No automáticamente. La doctrina reiterada del Tribunal Supremo distingue entre la titularidad de la cuenta, que regula la relación con el banco, y la propiedad del dinero, que se decide entre los titulares según de quién procedieran los fondos. Ser cotitular indistinto permite operar, pero no acredita por sí solo ser dueño de la mitad: si todo el dinero lo ingresó el fallecido, todo entra en la herencia.

¿Qué documentos pide el banco para entregar el dinero de una herencia?

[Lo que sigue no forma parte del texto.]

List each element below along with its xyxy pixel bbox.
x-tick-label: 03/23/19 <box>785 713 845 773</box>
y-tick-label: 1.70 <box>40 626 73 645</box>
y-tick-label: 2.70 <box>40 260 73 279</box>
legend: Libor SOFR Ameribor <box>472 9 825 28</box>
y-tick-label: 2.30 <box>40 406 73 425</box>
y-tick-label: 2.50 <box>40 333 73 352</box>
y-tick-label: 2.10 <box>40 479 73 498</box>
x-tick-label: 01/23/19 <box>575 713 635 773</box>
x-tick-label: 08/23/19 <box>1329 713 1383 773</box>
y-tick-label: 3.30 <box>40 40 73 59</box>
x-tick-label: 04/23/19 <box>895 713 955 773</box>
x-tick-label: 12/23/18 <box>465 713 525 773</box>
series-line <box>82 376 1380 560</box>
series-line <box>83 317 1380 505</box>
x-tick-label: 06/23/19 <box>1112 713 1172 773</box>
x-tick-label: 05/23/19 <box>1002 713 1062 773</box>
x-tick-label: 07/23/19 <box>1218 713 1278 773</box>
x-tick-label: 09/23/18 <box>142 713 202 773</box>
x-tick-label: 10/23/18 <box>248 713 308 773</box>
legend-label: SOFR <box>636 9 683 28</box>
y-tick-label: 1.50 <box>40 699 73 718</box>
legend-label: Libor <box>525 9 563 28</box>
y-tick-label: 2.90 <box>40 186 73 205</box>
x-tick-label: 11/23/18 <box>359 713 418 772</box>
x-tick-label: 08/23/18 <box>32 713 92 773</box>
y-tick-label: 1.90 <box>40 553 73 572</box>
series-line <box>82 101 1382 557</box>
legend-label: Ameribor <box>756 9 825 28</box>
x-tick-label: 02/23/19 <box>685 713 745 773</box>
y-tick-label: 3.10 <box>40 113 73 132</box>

El bloque estándar es certificado de defunción, certificado de últimas voluntades, testamento o acta de declaración de herederos, escritura de aceptación y adjudicación o documento particional, justificante de liquidación del impuesto de sucesiones y DNI de cada heredero. Cada entidad añade sus propios formularios internos, que conviene pedir por escrito al principio para no ir dos veces.

¿Qué pasa si nadie reclama el dinero de una cuenta?

Se considera abandonado. El artículo 18 de la Ley 33/2003 establece que los saldos de cuentas corrientes, libretas de ahorro u otros instrumentos análogos corresponden a la Administración General del Estado cuando no se haya practicado gestión alguna que implique el ejercicio del derecho de propiedad durante veinte años. La entidad está obligada a comunicar esos saldos al Ministerio de Hacienda.